I shook my head.
“Page wrote it—Curtis Hidden Page, I think. Well, it was that bit of verse that gave me the clue. One day, in the window-seat near the big piano—you remember how she could play? She used to laugh, sometimes, and doubt whether it was for them I came, or for the music. She called me a 'music-sot' once, a 'sound-debauchee.' What a voice he had! When he sang I believed in immortality, my regard for the gods grew almost patronizing and I devised ways and means whereby I surely could outwit them and their tricks.
“It was a spectacle for God, that man and woman, years married, and singing love-songs with a freshness virginal as new-born Love himself, with a ripeness and wealth of ardour that young lovers can never know. Young lovers were pale and anaemic beside that long-married pair. To see them, all fire and flame and tenderness, at a trembling distance, lavishing caresses of eye and voice with every action, through every silence—their love driving them toward each other, and they withholding like fluttering moths, each to the other a candle-flame, and revolving each about the other in the mad gyrations of an amazing orbit-flight! It seemed, in obedience to some great law of physics, more potent than gravitation and more subtle, that they must corporeally melt each into each there before my very eyes. Small wonder they were called the wonderful lovers.

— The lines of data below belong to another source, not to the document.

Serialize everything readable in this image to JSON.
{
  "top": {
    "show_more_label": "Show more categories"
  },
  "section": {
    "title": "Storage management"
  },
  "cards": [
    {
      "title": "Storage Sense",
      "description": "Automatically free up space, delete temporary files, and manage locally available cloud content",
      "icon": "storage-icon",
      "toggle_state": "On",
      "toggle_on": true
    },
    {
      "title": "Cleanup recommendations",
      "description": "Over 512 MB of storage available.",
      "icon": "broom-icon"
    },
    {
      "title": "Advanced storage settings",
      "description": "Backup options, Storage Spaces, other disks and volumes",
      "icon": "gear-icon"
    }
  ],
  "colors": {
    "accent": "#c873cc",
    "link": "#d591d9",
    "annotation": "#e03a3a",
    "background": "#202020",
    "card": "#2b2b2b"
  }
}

“I have wandered. Now to the clue. One day in the window-seat I found a book of verse. It opened of itself, betraying long habit, to 'Love's Waiting Time.' The page was thumbed and limp with overhandling, and there I read:—
“'So sweet it is to stand but just apart,
To know each other better, and to keep
The soft, delicious sense of two that touch...
O love, not yet!... Sweet, let us keep our love
Wrapped round with sacred mystery awhile,
Waiting the secret of the coming years,
That come not yet, not yet... sometime...
not yet...
Oh, yet a little while our love may grow!
When it has blossomed it will haply die.
Feed it with lipless kisses, let it sleep,
Bedded in dead denial yet some while...
Oh, yet a little while, a little while.'
“I folded the book on my thumb and sat there silent and without moving for a long time. I was stunned by the clearness of vision the verse had imparted to me. It was illumination. It was like a bolt of God's lightning in the Pit. They would keep Love, the fickle sprite, the forerunner of young life—young life that is imperative to be born!
“I conned the lines over in my mind—'Not yet, sometime'—'O Love, not yet'—'Feed it with lipless kisses, let it sleep.' And I laughed aloud, ha, ha! I saw with white vision their blameless souls. They were children. They did not understand. They played with Nature's fire and bedded with a naked sword. They laughed at the gods. They would stop the cosmic sap. They had invented a system, and brought it to the gaming-table of life, and expected to win out. 'Beware!' I cried. 'The gods are behind the table. They make new rules for every system that is devised. You have no chance to win.'
“But I did not so cry to them. I waited. They would learn that their system was worthless and throw it away. They would be content with whatever happiness the gods gave them and not strive to wrest more away.
“I watched. I said nothing. The months continued to come and go, and still the famine-edge of their love grew the sharper. Never did they dull it with a permitted love-clasp. They ground and whetted it on self-denial, and sharper and sharper it grew. This went on until even I doubted. Did the gods sleep? I wondered. Or were they dead? I laughed to myself. The man and the woman had made a miracle. They had outwitted God. They had shamed the flesh, and blackened the face of the good Earth Mother. They had played with her fire and not been burned. They were immune. They were themselves gods, knowing good from evil and tasting not. 'Was this the way gods came to be?' I asked myself. 'I am a frog,' I said. 'But for my mud-lidded eyes I should have been blinded by the brightness of this wonder I have witnessed. I have puffed myself up with my wisdom and passed judgment upon gods.'
“Yet even in this, my latest wisdom, I was wrong. They were not gods. They were man and woman—soft clay that sighed and thrilled, shot through with desire, thumbed with strange weaknesses which the gods have not.”